No.90(2008年11月号から)

空自トップのゆがんだ歴史認識の狙い!?

空幕長の「侵略濡れ衣」論文


   浜田防衛相は10月30日、航空自衛隊トップの田母神俊雄・航空幕僚長が「我が国が侵略国家だったというのは濡れ衣である」とする論文を書いていた、として「政府見解を否定する内容である」として田母神幕僚長の更迭を発表した。

 防衛省は、慌てて田母神を「定年退職」させて、退職金6000万円も支給するという。

 問題となった田母神航空幕僚長の「日本は侵略国家であったのか」と題した論文は、アパグループ(本店・金沢市)の「真の近現代史観」懸賞論文(創業37周年記念)に応募し、最優秀賞(賞金300万円)を受賞し、インターネット上などで公表されたものである。

 同論文の要旨は「日清戦争、日露戦争などによって国際法上合法的に中国大陸に権益を得て、これを守るために軍を配置した。

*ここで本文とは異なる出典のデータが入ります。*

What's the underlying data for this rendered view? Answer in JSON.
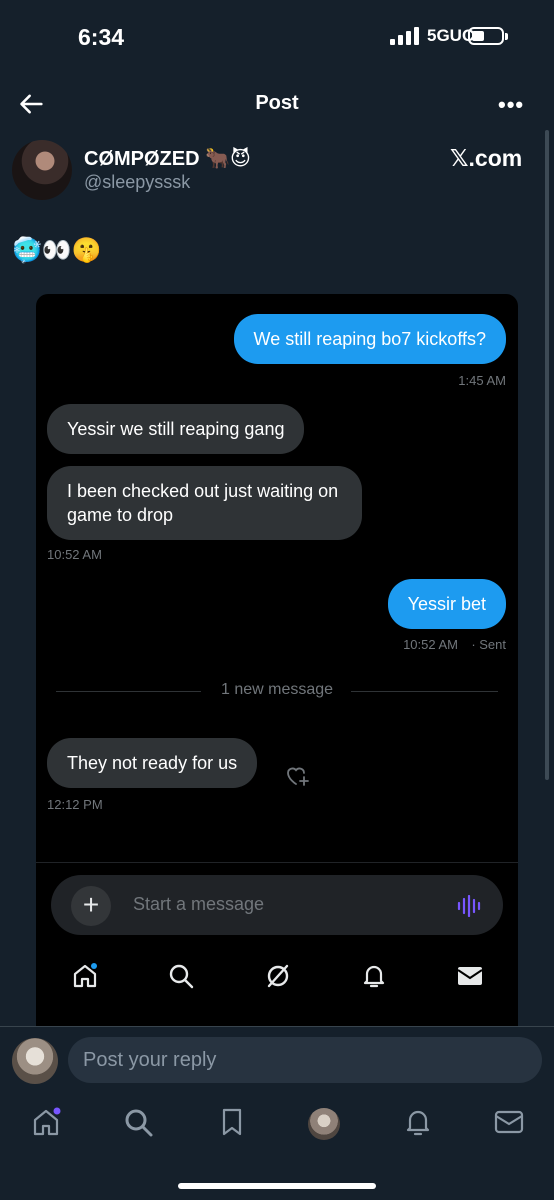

我が国は蒋介石により日中戦争に引きずり込まれた被害者だ」「日本政府と日本軍の努力で(満州や朝鮮半島の)現地の人々は圧政から解放され、生活水準も格段に向上した」「日本はルーズベルトの仕掛けた罠にはまり真珠湾攻撃を決行した。」「大東亜戦争後、多くのアジア・アフリカ諸国が白人国家の支配から解放された。」

 東京裁判の「マインドコントロールが今なお日本人を惑わせている。自衛隊は集団的自衛権も行使できない、武器の使用も制約が多い、攻撃的兵器の保有も禁止されている。」  「多くのアジア諸国が大東亜戦争を肯定的に評価していることを認識する必要がある。我が国が侵略国家だったなどというのは正に濡れ衣である」というものである。

 現職の空幕長がこのような侵略戦争を美化する見解を発表したこと、田母神が以前からこうした見解を表明していたことは防衛省や空自内では知られていたのである。

 こうした人物を空自トップに昇進させた防衛省が同様な体質を持っているのではないか?と思わざるを得ないのである。

 日本史教科書の検定を通じた一連の「歴史のすり替え」や書き換えが進められている動きと、田母神論文とが一致していることに我々は注目せざるを得ない。

 田母神の主張の誤りは、「我が国を自らの力で守る体制がいつになっても完成しない」のは、日本が対米従属である結果であって、「東京裁判のマインドコントロール」ではない。

 なぜ自衛隊幹部の中から侵略戦争を美化する動きが表面化するのだろうか、その事にどのような利益があると言うのだろうか。

 日本の政治家や自衛隊の中から侵略戦争を正当化する考えが明らかとなると、その度に中国や韓国やアジア諸国から「妄言」との批判が吹き出てくる。これら各国は、日本の軍国主義復活を恐れ、在日アメリカ軍に、日本の自立を阻止する“ビンのふた”としての役割を求めるようになる。

 つまり田母神らの“妄言”は、日本を従属下に置き続けるアメリカにとって極めて好都合な事なのである。

 航空自衛隊がアメリカの影響をとりわけ強く受けていることを指摘しなければならない。田母神論文や文科省の歴史教科書の書き換えは、日本をいつまでも従属国に置くためのアメリカの“高等戦術”なのではないか? アメリカという国は、こうした世論誘導に長けた国なのである。

 日本のアジア各国への侵攻は、明らかに侵略であり、日本とアメリカ、イギリス、オランダとの戦争は植民地争奪の帝国主義同士の強盗戦争であった。

 結果論的に見るなら、日本の侵略戦争で多くのアジア諸国が「独立」したのは事実である。だがそれをもって日本の侵略戦争を正当化できるものではない。戦後アフリカ・アジア諸国の独立は、イギリスやフランスやオランダが自国が戦場になった関係で植民地を維持する力がなくなった結果にすぎない。このことは戦争が歴史打開力を持つと言うことを示すにすぎず、日本の戦争を正当化する口実にはならないのである。

 田母神が主張する、日本は「引きずり込まれた被害者」とか「ルーズベルトの仕掛けた罠にはまり真珠湾攻撃を決行した」だから「我が国が侵略国家だったというのは濡れ衣」とは言えない。

 戦前の日本の外交が戦略的に見て御粗末であったという事は、侵略国家としての日本を正当化する口実にはできないのである。

 重要な事は防衛省内のこうしたゆがんだ歴史認識や文科省内の歴史教科書の検定を通じた歴史の改ざんの動きが、アジア諸国の日本の対米自立への警戒心をあおり、日本の従属状態を維持しようと企むアメリカに都合よく利用されることである。

 ゆがんだ歴史認識の背後にアメリカの陰謀が存在している可能性を見ておくべきである。侵略戦争の美化や占領統治の正当化の妄言が日本の対米自立を妨げている現状を見れば、“妄言”の背後に誰の意図が働いているかは明らかではないか!  軽薄な歴史の書き直しや、侵略戦争の美化が、日本民族の課題である自立の障害となっていることを指摘しなければならないのである。